A Government agency that’s attracted controversy in east Auckland has been found to be underperforming and not financially viable without major changes being made.
The findings of an independent review into public housing agency Kainga Ora – formerly known as Housing NZ – led by former Prime Minister Sir Bill English were publicly released this week.
Botany MP and Prime Minister Christopher Luxon held a press conference with Housing Minister Chris Bishop to discuss the review’s findings and explain what action the Government is taking as a result.
The agency has assets of $45 billion, more than $2.5b of expenditure each year, owns over 70,000 homes and is New Zealand’s biggest landlord, Bishop says.

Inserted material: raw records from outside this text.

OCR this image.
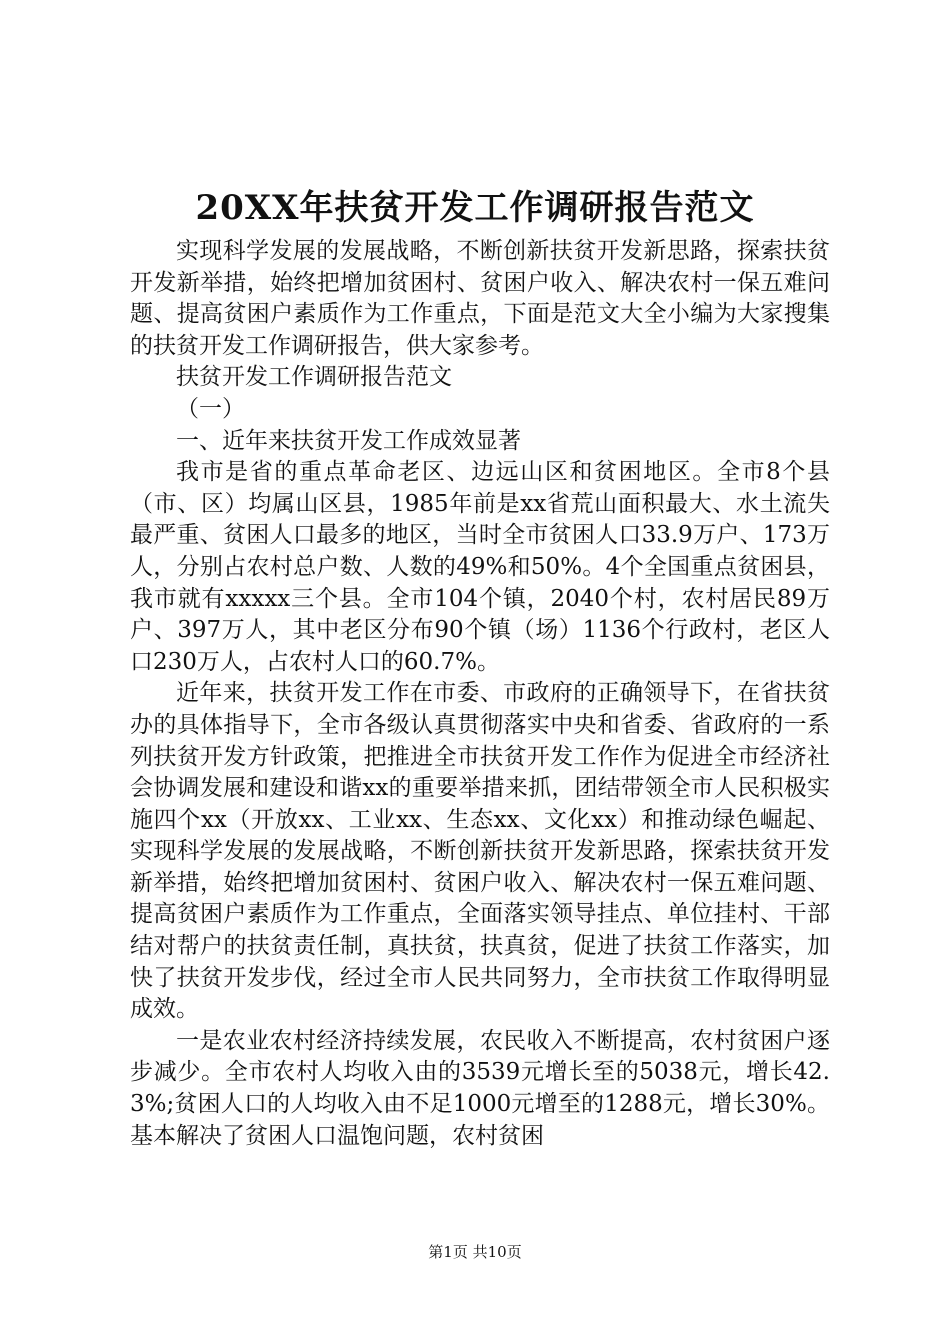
20XX年扶贫开发工作调研报告范文

实现科学发展的发展战略，不断创新扶贫开发新思路，探索扶贫开发新举措，始终把增加贫困村、贫困户收入、解决农村一保五难问题、提高贫困户素质作为工作重点，下面是范文大全小编为大家搜集的扶贫开发工作调研报告，供大家参考。

扶贫开发工作调研报告范文

（一）

一、近年来扶贫开发工作成效显著

我市是省的重点革命老区、边远山区和贫困地区。全市8个县（市、区）均属山区县，1985年前是xx省荒山面积最大、水土流失最严重、贫困人口最多的地区，当时全市贫困人口33.9万户、173万人，分别占农村总户数、人数的49%和50%。4个全国重点贫困县，我市就有xxxxx三个县。全市104个镇，2040个村，农村居民89万户、397万人，其中老区分布90个镇（场）1136个行政村，老区人口230万人，占农村人口的60.7%。

近年来，扶贫开发工作在市委、市政府的正确领导下，在省扶贫办的具体指导下，全市各级认真贯彻落实中央和省委、省政府的一系列扶贫开发方针政策，把推进全市扶贫开发工作作为促进全市经济社会协调发展和建设和谐xx的重要举措来抓，团结带领全市人民积极实施四个xx（开放xx、工业xx、生态xx、文化xx）和推动绿色崛起、实现科学发展的发展战略，不断创新扶贫开发新思路，探索扶贫开发新举措，始终把增加贫困村、贫困户收入、解决农村一保五难问题、提高贫困户素质作为工作重点，全面落实领导挂点、单位挂村、干部结对帮户的扶贫责任制，真扶贫，扶真贫，促进了扶贫工作落实，加快了扶贫开发步伐，经过全市人民共同努力，全市扶贫工作取得明显成效。

一是农业农村经济持续发展，农民收入不断提高，农村贫困户逐步减少。全市农村人均收入由的3539元增长至的5038元，增长42.3%;贫困人口的人均收入由不足1000元增至的1288元，增长30%。基本解决了贫困人口温饱问题，农村贫困

第1页 共10页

“Over the past six years, even while billions of dollars were poured into it by the previous Government, Kainga Ora left thousands of social houses sitting vacant, tenants were left to rack up enormous rent arrears, and threatening, abusive tenants were permitted to continue living in Kainga Ora homes despite the terror they inflicted on their neighbours.
“And despite all this, the waiting list for a social house quadrupled.”
He says the incoming Government had “significant concerns” about the agency’s financial performance and governance.
They’ve been borne out by the independent review, which makes two broad findings.
“First, Kainga Ora is underperforming and not financially viable without significant savings as well as funding and financing changes,” Bishop says.
“Second, the wider social housing system is not delivering the results New Zealand needs, and is lacking in transparency and accountability, coupled with a poor understanding of tenant outcomes.
“The review makes it clear Kainga Ora’s financial situation is very worrying.
“The operating deficit at the time the review was undertaken was forecast to grow from $520 million in 2022/23 to over $700m in 2026/27, driven by interest on the debt-financed capital investment programme.
“Debt is forecast to increase to $23b. Kainga Ora’s forecast cash requirement from the Crown is $21.4b over the next four years.”
The review also raised issues about Kainga Ora’s governance, Bishop says.
Seven major recommendations have been made, with Cabinet agreeing to four of them initially.
They are to align contractual arrangements across Kainga Ora and community housing providers, refresh its board, issue it with simplified direction, and that ministers set an expectation the board develop a credible and detailed plan to improve financial performance with the goal of eliminating losses.
Another change is that experienced business leader Simon Moutter has been appointed chair of Kainga Ora from June 4.
A refreshed board is expected to soon be in place at the agency also.
Kainga Ora is the agency that provides public housing to people on the Ministry of Social Development’s housing register.
Several large Kainga Ora housing developments in east Auckland were met with a frosty reception from locals last year.
The agency redeveloped multiple sites in Pakuranga including in Carole Crescent, Tiaka Place, Edgewater Drive, Cardiff Road, Opal Avenue and Aurea Avenue.
It was planning to replace 13 existing homes with 38 new homes.
News of the development sparked discussion on social media, with some people expressing concern about new public housing being built in the area.
Other commenters said it was a positive development, the majority of such tenants are good neighbours, and it’s unfair to judge them all because of the poor behaviour of a few.
During last year also more than 640 people signed a petition opposing a large Kainga Ora development in Huntington Park.
The building in Guys Road was later torched in an arson attack but has since been repaired.
Local residents were forming an action group to oppose the development and looked into taking legal action also.
The group was concerned about what it felt was a lack of consultation by Kainga Ora, increased traffic, and sunlight being blocked to neighbouring houses due to the height of the development.